Lady Who Thought She Had a Pimple Gets Diagnosed with Cancer

Many Caucasian women love getting a tan to get a bronzed look. In fact, there’s even more to tanning than just getting a sun-kissed look: tanning can be addictive as it releases the feel-good chemicals in the body called endorphins. It’s the reason why many women love getting a tan. Take for example, Jude, who has been going to tanning salons since she was  thirteen years old. There was even a time that she even got herself tanned almost everyday for 20 minutes. Unfortunately, it was her tanning obsession that caused her cancer.

Jude always thought that indoor tanning was a safer choice, however, at the age of 26, she found a pimple-like blister on her nose. She thought it was just a common pimple so she just ignored it.

Jude then popped what she thought was a pimple. Unfortunately, after a month of healing, the pimple went back. She then realized that it was something else, something worse than just a pimple on the nose.

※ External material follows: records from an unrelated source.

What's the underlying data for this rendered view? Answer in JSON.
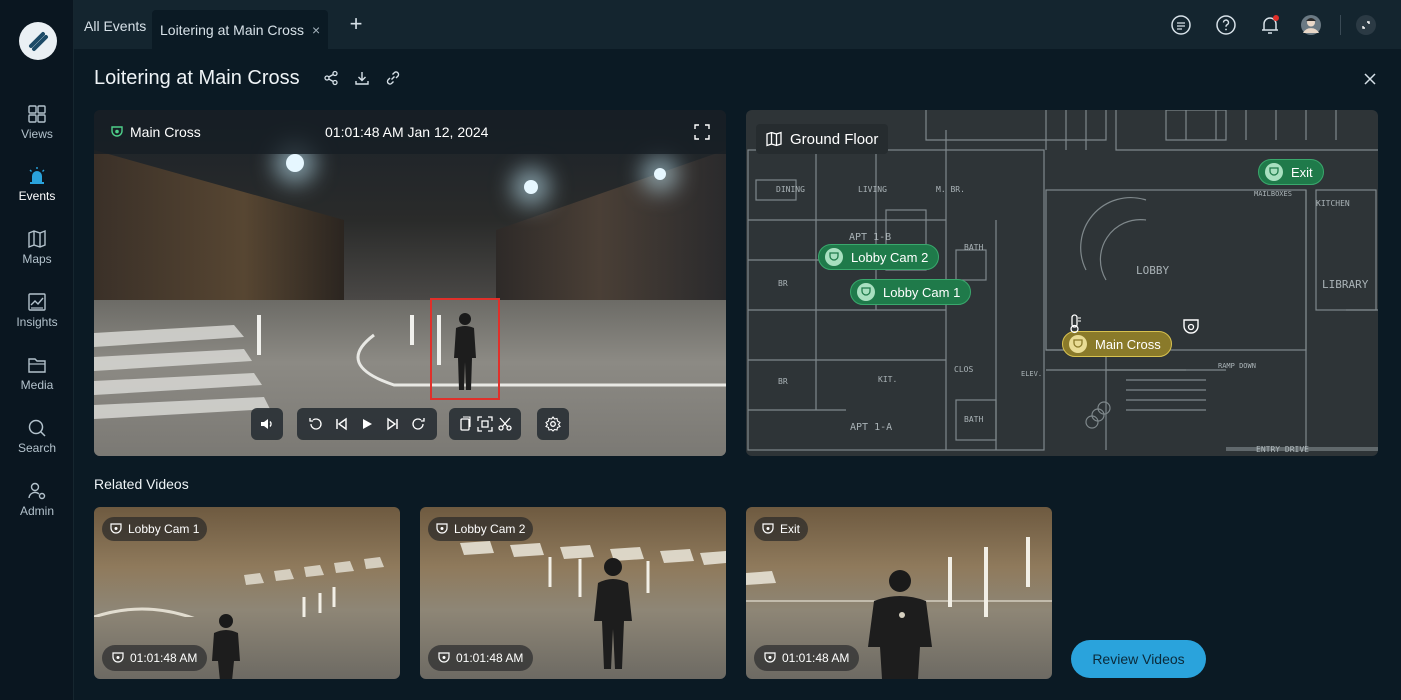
{
  "tabs": {
    "all_events": "All Events",
    "active": "Loitering at Main Cross",
    "close_symbol": "×"
  },
  "nav": {
    "items": [
      {
        "label": "Views"
      },
      {
        "label": "Events"
      },
      {
        "label": "Maps"
      },
      {
        "label": "Insights"
      },
      {
        "label": "Media"
      },
      {
        "label": "Search"
      },
      {
        "label": "Admin"
      }
    ]
  },
  "header": {
    "title": "Loitering at Main Cross"
  },
  "video": {
    "camera": "Main Cross",
    "timestamp": "01:01:48 AM  Jan 12, 2024"
  },
  "map": {
    "floor": "Ground Floor",
    "cameras": [
      {
        "name": "Exit"
      },
      {
        "name": "Lobby Cam 2"
      },
      {
        "name": "Lobby Cam 1"
      },
      {
        "name": "Main Cross"
      }
    ],
    "rooms": [
      "DINING",
      "LIVING",
      "M. BR.",
      "BATH",
      "APT 1-B",
      "BR",
      "KIT.",
      "LOBBY",
      "LIBRARY",
      "KITCHEN",
      "MAILBOXES",
      "CLOS",
      "ELEV.",
      "BATH",
      "APT 1-A",
      "ENTRY DRIVE",
      "RAMP DOWN",
      "BR"
    ]
  },
  "related": {
    "title": "Related Videos",
    "videos": [
      {
        "camera": "Lobby Cam 1",
        "time": "01:01:48 AM"
      },
      {
        "camera": "Lobby Cam 2",
        "time": "01:01:48 AM"
      },
      {
        "camera": "Exit",
        "time": "01:01:48 AM"
      }
    ],
    "review_label": "Review Videos"
  },
  "colors": {
    "accent": "#2aa3dc",
    "camera_green": "#1f7a4a",
    "camera_active": "#8a7a2a",
    "detection": "#e0302a"
  }
}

Jude went to the doctor and then found out that she was diagnosed with cancer. She was told that the use of tanning beds caused her cancer and her doctor advised her to have it removed immediately if she didn’t want to lose the rest of her face.

According to the Melanoma Research Foundation (MRF), “as many as 90% of melanomas are estimated to be caused by (UV) ultraviolet exposure”. Moreover, The World Health Organization’s International Agency for Research on Cancer (IARC) even classifies these artificial sources of UV like tanning beds and tanning lamps into its “highest risk category”.

Jude pimple cancer

Jude thought the blister on her nose was just a common pimple, until she was diagnosed with cancer.
Photo Credit: Wereblog

Finally, Jude had the pimple-like blister removed. It left a horrible open wound on her face. However, the doctors who took care of her were able to graft some skin on her neck which was used to cover the affected part of her nose.

Fortunately, Jude’s nose has now been restored. The only thing that reminds her of her cancer is the scar on her neck.

Jude melanoma

Jude’s skin was grafted to restore her nose.
Photo Credit: Wereblog

On a final note, the MRF encourages everyone to embrace the skin color they were born with.